Placebo is assumed to have no therapeutic effect or detrimental effect. However, the assumption may not be true especially when the composition of the placebo is in consideration. 

In previous article "Placebo Effect, Honest Placebo, Open-label Placebo", we discussed the placebo effect in diseases in the CNS and psychological area or in diseases with subjective symptom measures. In the post "Placebo effect and the choice of placebo", we discussed the composition of the placebo and some 'placebo' may actually have therapeutic effect. For example, in clinical trials to test the therapeutic effects of IGIV, the  low concentration of albumin may be selected as the placebo control - the low concentration of albumin may actually have the therapeutic effect. In both of these cases, the placebo effect or potential therapeutic effect from the 'placebo' can cause the unexpected higher response rate in Placebo arm, therefore decrease the difference between the experimental drug and the placebo groups, result in the failed trials. 

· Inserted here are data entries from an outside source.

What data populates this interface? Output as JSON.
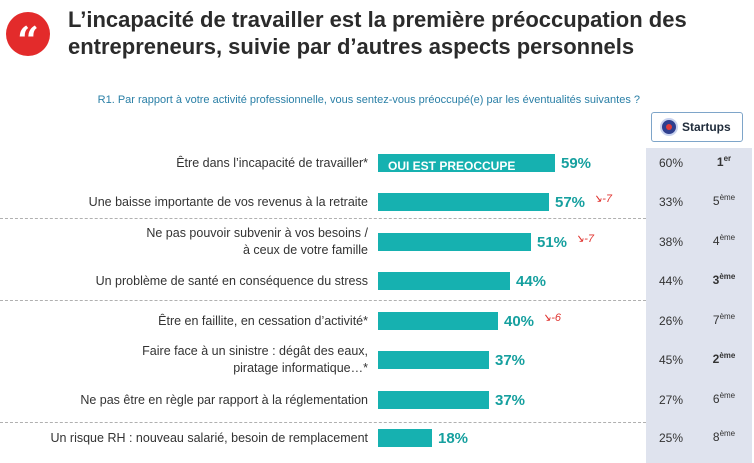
{
  "header": {
    "quote_mark": "“",
    "title_line1": "L’incapacité de travailler est la première préoccupation des",
    "title_line2": "entrepreneurs, suivie par d’autres aspects personnels",
    "question": "R1. Par rapport à votre activité professionnelle, vous sentez-vous préoccupé(e) par les éventualités suivantes ?"
  },
  "startups": {
    "label": "Startups",
    "icon": "startups-logo-icon"
  },
  "bar_overlay_label": "OUI EST PREOCCUPE",
  "chart_data": {
    "type": "bar",
    "orientation": "horizontal",
    "categories": [
      "Être dans l’incapacité de travailler*",
      "Une baisse importante de vos revenus à la retraite",
      "Ne pas pouvoir subvenir à vos besoins / à ceux de votre famille",
      "Un problème de santé en conséquence du stress",
      "Être en faillite, en cessation d’activité*",
      "Faire face à un sinistre : dégât des eaux, piratage informatique…*",
      "Ne pas être en règle par rapport à la réglementation",
      "Un risque RH : nouveau salarié, besoin de remplacement"
    ],
    "category_lines": [
      [
        "Être dans l’incapacité de travailler*"
      ],
      [
        "Une baisse importante de vos revenus à la retraite"
      ],
      [
        "Ne pas pouvoir subvenir à vos besoins /",
        "à ceux de votre famille"
      ],
      [
        "Un problème de santé en conséquence du stress"
      ],
      [
        "Être en faillite, en cessation d’activité*"
      ],
      [
        "Faire face à un sinistre : dégât des eaux,",
        "piratage informatique…*"
      ],
      [
        "Ne pas être en règle par rapport à la réglementation"
      ],
      [
        "Un risque RH : nouveau salarié, besoin de remplacement"
      ]
    ],
    "values": [
      59,
      57,
      51,
      44,
      40,
      37,
      37,
      18
    ],
    "value_labels": [
      "59%",
      "57%",
      "51%",
      "44%",
      "40%",
      "37%",
      "37%",
      "18%"
    ],
    "trends": [
      "",
      "↘-7",
      "↘-7",
      "",
      "↘-6",
      "",
      "",
      ""
    ],
    "xlim": [
      0,
      100
    ],
    "startups_pct": [
      "60%",
      "33%",
      "38%",
      "44%",
      "26%",
      "45%",
      "27%",
      "25%"
    ],
    "startups_rank": [
      {
        "num": "1",
        "suffix": "er",
        "bold": true
      },
      {
        "num": "5",
        "suffix": "ème",
        "bold": false
      },
      {
        "num": "4",
        "suffix": "ème",
        "bold": false
      },
      {
        "num": "3",
        "suffix": "ème",
        "bold": true
      },
      {
        "num": "7",
        "suffix": "ème",
        "bold": false
      },
      {
        "num": "2",
        "suffix": "ème",
        "bold": true
      },
      {
        "num": "6",
        "suffix": "ème",
        "bold": false
      },
      {
        "num": "8",
        "suffix": "ème",
        "bold": false
      }
    ]
  },
  "colors": {
    "bar": "#16b1b0",
    "value": "#16a09f",
    "trend": "#e0322e",
    "panel": "#dfe3ee"
  }
}
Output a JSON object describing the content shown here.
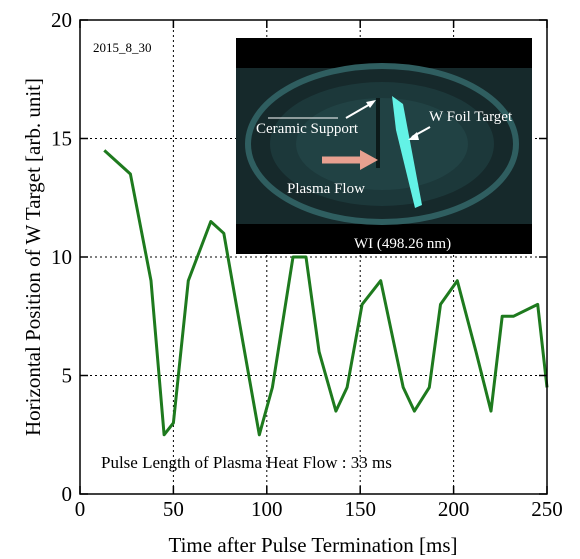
{
  "chart_data": {
    "type": "line",
    "title": "",
    "xlabel": "Time after Pulse Termination [ms]",
    "ylabel": "Horizontal Position of W Target  [arb. unit]",
    "xlim": [
      0,
      250
    ],
    "ylim": [
      0,
      20
    ],
    "x_ticks": [
      0,
      50,
      100,
      150,
      200,
      250
    ],
    "y_ticks": [
      0,
      5,
      10,
      15,
      20
    ],
    "grid": "dotted",
    "series": [
      {
        "color": "#1e7a1e",
        "x": [
          13,
          27,
          38,
          45,
          50,
          58,
          70,
          77,
          87,
          96,
          103,
          114,
          121,
          128,
          137,
          143,
          151,
          161,
          173,
          179,
          187,
          193,
          202,
          212,
          220,
          226,
          232,
          245,
          250
        ],
        "y": [
          14.5,
          13.5,
          9.0,
          2.5,
          3.0,
          9.0,
          11.5,
          11.0,
          6.5,
          2.5,
          4.5,
          10.0,
          10.0,
          6.0,
          3.5,
          4.5,
          8.0,
          9.0,
          4.5,
          3.5,
          4.5,
          8.0,
          9.0,
          6.0,
          3.5,
          7.5,
          7.5,
          8.0,
          4.5
        ]
      }
    ],
    "annotations": {
      "date_label": "2015_8_30",
      "pulse_note": "Pulse Length of Plasma Heat Flow  : 33 ms"
    }
  },
  "inset": {
    "labels": {
      "ceramic": "Ceramic Support",
      "foil": "W Foil Target",
      "flow": "Plasma Flow",
      "wavelength": "WI (498.26 nm)"
    }
  }
}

On the flip side, the placebo can have detrimental effect. There are quite some recent discussions about the placebo having the detrimental effect - consequently, the overall treatment effect observed in the clinical trials may not be due to the therapeutic effect of the experimental drug, but due to the detrimental effect of the placebo group. In other words, the overall treatment effect can be  overestimated due to the detrimental effect of the placebo.

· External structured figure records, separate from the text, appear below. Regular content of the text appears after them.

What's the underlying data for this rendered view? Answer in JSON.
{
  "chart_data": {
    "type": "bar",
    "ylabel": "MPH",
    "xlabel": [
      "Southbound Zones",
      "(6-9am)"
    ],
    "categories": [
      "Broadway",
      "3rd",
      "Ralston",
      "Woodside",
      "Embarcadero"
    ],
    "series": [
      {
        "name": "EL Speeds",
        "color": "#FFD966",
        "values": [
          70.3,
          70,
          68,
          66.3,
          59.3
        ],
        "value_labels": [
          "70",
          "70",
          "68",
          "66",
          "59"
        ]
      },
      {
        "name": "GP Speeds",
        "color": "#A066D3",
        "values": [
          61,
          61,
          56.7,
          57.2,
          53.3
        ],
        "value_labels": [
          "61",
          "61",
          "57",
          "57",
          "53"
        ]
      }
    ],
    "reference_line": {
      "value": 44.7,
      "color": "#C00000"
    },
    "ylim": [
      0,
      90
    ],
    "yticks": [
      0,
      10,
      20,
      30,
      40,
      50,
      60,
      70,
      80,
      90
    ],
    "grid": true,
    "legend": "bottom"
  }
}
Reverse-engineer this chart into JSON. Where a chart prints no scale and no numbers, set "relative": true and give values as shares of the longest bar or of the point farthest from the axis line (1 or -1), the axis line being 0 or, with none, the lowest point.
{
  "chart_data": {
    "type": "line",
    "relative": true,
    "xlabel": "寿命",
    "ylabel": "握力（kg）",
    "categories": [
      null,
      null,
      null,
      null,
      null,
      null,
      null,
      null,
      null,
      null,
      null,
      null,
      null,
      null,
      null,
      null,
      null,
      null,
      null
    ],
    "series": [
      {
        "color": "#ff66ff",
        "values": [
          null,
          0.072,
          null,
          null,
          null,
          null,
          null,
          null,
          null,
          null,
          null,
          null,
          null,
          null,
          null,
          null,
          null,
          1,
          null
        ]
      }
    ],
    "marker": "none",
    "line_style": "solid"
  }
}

Here are some articles discussing the potential detrimental effects of the placebo in clinical trials to study the effects of fish oil in the prevention of the cardiovascular events. The REDUCT-IT trial was published in NEJM and was the pivotal trial resulting in the FDA and EMA's approval. According to the study protocol, "the matching placebo capsule is filled with light liquid paraffin and contains 0 mg of AMR101 (icosapent ethyl [ethyl-EPA])." The detrimental effect of the placebo may come from the paraffin. 

When we conduct the placebo-controlled clinical trials, the composition of the placebo needs to be carefully considered and the potential therapeutic effect from the placebo needs to be minimized.